I fixed upon Buenos Aires as my spiritual home long before hearing tango, before I ever saw Maradona play–but I’d always cheered for the underdog and never for England, so in the world that I entered as a six-year-old American interloper in London, where identification through football was a passport through an otherwise bewildering playground, the England World Cup-winning side had a central place in the myths of origins of the now. I built my own unofficial version, in which the Argentinian captain Rattin was a wronged, dignified figure, contrary to the official vilification of him and his teammates as ‘animals’.

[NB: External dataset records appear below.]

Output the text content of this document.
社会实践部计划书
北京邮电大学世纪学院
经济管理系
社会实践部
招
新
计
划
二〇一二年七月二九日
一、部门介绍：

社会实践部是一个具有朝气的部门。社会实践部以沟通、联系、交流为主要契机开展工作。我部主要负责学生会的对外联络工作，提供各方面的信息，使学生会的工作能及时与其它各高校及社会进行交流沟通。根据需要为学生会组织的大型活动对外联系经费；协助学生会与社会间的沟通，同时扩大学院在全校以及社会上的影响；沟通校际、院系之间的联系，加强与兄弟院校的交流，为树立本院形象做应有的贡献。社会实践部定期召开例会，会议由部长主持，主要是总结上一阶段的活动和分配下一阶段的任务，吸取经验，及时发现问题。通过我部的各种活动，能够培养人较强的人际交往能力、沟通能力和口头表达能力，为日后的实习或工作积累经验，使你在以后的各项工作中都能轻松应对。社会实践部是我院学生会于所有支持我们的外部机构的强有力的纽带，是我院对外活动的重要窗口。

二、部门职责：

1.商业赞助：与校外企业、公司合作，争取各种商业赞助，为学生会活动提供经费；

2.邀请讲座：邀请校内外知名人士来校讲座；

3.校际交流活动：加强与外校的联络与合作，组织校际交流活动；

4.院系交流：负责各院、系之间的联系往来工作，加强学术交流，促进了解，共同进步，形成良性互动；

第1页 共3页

And when, too early, I read Thomas Pynchon’s Gravity’s Rainbow, I fell for, as I was meant to, as the author had before me, for the outlaw figure of the gaucho Martin Fierro. That positioning of myself, in relation to gaucho-outlaws, to football, to England, and so forth, was a way of announcing who I was in terms of who I was not: I am not English, I do not admire the Bobbys Moore and Charlton; my exemplars would be darker, more troubled, more honest.
Here I am now, at Gate 42, waiting for my plane to board, Buenos Aires via Sao Paulo, and I wish my ears and ears could distinguish the Brazilians from the Argentinians around me. I shall read some Cortazar, drink a bloody Mary, swallow a sleeping pill, and wake up far away.